Commissioner Keith Vandevere was absent, and commissioners Ana Ambriz, Jose Mendez and Amy Roberts left before the vote, at 4:20pm, 4:04pm and 3:15pm respectively. 

The proposed project came as a result of Pebble Beach Company's Del Monte Forest Plan, which was approved by both the California Coastal Commission and the County Board of Supervisors in 2012.

In a Coastal Commission press release from that time, the compromise was described as "historic."

That compromise was this: After the Coastal Commission denied Pebble Beach Company's attempt to build another golf course on its property in 2007, the two parties met, and ultimately, the commission endorsed a plan that allowed the company to build 100 new hotel rooms and 90 new homes, while preserving 635 acres of "pristine" Monterey pine forest.
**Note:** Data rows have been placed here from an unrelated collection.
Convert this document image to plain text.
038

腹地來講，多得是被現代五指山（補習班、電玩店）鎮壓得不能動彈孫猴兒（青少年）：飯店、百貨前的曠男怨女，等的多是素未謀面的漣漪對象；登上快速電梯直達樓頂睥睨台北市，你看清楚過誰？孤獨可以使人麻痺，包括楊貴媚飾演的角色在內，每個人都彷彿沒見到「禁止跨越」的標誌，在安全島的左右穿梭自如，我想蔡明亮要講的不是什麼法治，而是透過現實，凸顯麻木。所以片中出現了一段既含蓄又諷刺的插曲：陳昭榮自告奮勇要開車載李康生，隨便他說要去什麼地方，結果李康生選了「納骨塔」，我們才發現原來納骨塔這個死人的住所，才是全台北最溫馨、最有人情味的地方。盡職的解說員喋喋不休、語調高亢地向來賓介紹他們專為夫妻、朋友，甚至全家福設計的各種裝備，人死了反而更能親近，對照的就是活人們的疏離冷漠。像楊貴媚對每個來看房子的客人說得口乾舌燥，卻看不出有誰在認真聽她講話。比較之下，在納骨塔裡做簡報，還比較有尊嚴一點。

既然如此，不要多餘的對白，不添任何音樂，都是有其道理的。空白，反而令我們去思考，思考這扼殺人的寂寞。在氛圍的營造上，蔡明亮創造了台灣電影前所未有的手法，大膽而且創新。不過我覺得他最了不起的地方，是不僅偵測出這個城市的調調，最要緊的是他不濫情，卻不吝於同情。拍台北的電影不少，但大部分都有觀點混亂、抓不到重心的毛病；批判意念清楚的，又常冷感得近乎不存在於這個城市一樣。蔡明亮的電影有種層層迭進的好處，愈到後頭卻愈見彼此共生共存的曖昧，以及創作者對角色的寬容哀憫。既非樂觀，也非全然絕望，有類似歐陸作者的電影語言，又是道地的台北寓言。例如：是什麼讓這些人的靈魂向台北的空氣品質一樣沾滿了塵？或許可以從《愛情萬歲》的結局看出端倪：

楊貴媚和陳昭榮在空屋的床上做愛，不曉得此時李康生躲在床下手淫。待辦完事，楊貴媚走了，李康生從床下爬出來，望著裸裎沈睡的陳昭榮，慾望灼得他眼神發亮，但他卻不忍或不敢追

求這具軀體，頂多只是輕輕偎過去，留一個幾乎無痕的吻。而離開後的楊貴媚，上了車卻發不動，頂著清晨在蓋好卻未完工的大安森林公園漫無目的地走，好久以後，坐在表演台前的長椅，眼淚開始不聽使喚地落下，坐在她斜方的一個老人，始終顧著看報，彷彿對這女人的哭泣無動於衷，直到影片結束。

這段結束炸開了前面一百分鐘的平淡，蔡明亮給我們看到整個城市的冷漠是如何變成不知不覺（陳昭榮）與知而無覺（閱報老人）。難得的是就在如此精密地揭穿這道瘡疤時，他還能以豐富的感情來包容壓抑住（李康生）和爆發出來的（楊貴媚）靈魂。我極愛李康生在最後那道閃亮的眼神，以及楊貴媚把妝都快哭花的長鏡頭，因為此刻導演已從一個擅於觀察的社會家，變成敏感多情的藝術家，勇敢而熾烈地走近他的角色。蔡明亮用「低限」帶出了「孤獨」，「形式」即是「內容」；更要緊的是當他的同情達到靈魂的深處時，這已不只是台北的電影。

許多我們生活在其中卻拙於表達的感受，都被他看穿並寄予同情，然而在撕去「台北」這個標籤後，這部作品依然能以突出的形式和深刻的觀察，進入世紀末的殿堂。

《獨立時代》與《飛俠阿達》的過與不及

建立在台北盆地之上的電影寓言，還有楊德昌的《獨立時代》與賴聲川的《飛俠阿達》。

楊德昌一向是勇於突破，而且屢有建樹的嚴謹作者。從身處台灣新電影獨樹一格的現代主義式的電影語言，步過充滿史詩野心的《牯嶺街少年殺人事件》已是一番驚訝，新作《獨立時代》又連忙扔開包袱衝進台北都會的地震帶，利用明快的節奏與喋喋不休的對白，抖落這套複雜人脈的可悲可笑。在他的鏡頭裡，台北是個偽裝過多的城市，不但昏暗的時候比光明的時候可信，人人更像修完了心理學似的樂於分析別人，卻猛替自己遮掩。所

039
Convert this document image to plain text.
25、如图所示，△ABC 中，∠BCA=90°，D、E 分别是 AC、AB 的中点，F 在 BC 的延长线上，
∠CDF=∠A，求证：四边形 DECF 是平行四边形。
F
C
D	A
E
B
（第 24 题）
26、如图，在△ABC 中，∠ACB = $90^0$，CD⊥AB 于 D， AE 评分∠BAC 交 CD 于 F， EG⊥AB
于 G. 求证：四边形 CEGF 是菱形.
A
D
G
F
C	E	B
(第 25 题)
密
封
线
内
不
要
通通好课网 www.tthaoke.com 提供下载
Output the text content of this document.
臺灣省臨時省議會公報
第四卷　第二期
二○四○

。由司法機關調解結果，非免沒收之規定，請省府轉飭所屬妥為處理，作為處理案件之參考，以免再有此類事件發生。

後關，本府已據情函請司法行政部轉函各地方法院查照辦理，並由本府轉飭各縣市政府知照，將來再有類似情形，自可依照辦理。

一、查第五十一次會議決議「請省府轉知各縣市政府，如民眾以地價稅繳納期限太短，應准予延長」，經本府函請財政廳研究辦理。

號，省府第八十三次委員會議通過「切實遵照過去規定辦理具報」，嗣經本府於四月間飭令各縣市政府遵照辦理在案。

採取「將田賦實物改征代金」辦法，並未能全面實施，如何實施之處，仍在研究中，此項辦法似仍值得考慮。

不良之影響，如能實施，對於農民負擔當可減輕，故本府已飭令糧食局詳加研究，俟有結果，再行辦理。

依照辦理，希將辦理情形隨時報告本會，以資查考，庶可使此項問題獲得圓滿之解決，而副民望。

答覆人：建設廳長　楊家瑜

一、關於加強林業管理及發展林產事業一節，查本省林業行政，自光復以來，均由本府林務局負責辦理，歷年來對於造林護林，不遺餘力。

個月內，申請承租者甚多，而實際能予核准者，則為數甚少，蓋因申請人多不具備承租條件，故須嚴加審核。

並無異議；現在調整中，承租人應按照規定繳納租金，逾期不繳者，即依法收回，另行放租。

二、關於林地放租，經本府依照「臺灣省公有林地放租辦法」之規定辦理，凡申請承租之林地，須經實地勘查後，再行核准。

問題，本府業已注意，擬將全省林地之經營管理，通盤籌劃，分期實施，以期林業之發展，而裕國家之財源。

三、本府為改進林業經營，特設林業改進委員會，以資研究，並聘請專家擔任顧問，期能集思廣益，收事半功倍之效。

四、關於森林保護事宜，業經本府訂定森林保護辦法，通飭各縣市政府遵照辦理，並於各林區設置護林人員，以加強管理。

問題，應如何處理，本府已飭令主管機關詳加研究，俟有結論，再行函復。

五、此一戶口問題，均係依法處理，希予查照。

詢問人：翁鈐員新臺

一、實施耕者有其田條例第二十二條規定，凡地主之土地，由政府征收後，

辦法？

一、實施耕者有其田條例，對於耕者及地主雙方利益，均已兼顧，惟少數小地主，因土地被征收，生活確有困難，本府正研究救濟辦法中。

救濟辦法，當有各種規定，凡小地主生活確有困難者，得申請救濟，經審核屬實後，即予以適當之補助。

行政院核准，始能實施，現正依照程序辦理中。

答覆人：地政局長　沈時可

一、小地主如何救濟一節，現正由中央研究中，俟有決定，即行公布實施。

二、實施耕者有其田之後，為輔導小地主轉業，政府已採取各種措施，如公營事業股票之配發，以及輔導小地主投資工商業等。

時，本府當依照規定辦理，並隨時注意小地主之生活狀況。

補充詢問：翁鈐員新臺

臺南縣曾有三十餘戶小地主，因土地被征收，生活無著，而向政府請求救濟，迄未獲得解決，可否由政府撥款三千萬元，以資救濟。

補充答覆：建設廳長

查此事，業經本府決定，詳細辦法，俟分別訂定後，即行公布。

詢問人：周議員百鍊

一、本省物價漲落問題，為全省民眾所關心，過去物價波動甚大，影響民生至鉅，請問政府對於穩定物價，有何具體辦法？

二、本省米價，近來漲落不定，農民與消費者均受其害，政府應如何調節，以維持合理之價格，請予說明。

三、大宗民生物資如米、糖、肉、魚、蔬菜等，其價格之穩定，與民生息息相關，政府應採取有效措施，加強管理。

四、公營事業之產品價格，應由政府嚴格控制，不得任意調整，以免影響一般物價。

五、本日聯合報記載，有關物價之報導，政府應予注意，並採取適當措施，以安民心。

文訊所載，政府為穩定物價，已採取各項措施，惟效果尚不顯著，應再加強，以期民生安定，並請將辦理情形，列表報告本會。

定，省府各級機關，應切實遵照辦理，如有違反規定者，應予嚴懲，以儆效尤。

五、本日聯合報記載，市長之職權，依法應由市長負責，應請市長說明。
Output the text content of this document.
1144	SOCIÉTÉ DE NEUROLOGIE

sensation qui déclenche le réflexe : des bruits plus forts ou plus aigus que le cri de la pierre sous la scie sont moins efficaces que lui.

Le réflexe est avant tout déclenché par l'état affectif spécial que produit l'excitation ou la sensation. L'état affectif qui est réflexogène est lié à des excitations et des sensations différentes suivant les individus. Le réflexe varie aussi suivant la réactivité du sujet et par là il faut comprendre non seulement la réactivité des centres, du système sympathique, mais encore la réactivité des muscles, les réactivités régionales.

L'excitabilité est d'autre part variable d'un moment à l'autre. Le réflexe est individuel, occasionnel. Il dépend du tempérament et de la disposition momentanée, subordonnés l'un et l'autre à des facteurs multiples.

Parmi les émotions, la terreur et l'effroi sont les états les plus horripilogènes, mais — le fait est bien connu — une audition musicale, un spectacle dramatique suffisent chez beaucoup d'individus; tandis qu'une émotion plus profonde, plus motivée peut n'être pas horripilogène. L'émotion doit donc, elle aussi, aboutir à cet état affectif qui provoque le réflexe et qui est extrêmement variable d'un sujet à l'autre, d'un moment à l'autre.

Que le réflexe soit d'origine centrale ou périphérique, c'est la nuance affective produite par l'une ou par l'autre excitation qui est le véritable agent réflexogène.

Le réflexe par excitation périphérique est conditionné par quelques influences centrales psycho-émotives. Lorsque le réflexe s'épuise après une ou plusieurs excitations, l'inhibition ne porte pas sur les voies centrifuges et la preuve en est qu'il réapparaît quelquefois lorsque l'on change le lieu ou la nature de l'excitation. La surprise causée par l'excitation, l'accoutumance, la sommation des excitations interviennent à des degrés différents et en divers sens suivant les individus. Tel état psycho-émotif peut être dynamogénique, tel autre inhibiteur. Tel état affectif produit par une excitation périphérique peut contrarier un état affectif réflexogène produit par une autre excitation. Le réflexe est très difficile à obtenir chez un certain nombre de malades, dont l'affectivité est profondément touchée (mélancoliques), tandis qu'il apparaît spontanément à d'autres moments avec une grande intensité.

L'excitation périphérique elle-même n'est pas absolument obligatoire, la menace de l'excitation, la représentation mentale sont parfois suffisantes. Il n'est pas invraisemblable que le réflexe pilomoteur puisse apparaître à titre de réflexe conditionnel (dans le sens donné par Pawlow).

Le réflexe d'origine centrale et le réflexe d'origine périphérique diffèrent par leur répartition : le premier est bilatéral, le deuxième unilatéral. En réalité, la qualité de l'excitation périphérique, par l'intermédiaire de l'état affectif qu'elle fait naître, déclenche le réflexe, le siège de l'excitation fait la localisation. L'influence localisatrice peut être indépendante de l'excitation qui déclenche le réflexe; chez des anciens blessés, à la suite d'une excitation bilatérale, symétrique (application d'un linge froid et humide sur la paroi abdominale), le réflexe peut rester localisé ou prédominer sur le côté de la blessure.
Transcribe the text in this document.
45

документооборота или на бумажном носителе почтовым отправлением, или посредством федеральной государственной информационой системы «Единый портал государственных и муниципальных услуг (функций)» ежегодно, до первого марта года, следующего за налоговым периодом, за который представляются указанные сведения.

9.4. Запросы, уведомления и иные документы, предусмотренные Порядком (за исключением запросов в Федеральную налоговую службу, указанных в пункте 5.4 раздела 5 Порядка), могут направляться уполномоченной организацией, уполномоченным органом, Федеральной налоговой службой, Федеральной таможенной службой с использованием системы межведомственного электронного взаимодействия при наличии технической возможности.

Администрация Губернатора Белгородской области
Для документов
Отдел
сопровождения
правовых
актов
As part of the county's approval of that plan, Pebble Beach Company was required to build at least 18 units within the county planning area, and to put $5 million in escrow until that happened.

Failure to succeed in building the project would mean the county gets that $5 million, plus a $2 million fine.

The 13-acre project site is located on S.F.B. Morse Drive, in a forest adjacent to the "boot" of Pacific Grove—a small neighborhood that juts out into Pebble Beach.

The project was proposed in 2013, and its environmental impact report found that the only impacts that couldn't be mitigated were traffic and water. 

County staff, however, told the commission that Pebble Beach Company has committed millions of dollars the the Holman roundabout currently in the works, and that it has the necessary water rights to move forward. 

Most of those who spoke out against the project fixated on a single aspect: trees. The project calls for the removal of 725 trees—135 Monterey pine and 590 live oak.

But as those who have walked through that forest would know, it is not exactly virgin habitat.

That point was brought home by Joyce Stevens, a local conservationist who supports the project, and who is dedicated to preserving Monterey pines. So dedicated, in fact, the Monterey Peninsula Regional Parks District named a preserve after her in 2014—the Joyce Stevens Monterey Pine Forest Preserve, adjacent to the north of Jacks Peak.

"About a year ago, I visited the forest, and what I saw was a very degraded Monterey pine forest habitat," she said. "What I did see, though, was a lot of dog waste, beer bottles, trash and bike jumps.

"It’s no wonder a lot of the neighbors don’t want anything changed, they have a free playground," she added.

More than any other speaker, she was the most convincing—a certified tree hugger, approving of a project to cut down trees. 

The elephant in the room was affordable housing, and the undeniable need for more of it in the county, especially in unafforable places like Pebble Beach, where many employees commute from afar.

Sensing this, perhaps, those opposed to the project stuck mostly to the trees, but in the end the Planning Commission was unanimous: The county was requiring the company to build the housing, the company has a plan to do it—in arguably the best possible location—so there seemed to be little reason for the Planning Commission to deny the plan. 

The decision could very well be appealed to the Board of Supervisors, who would then have final say.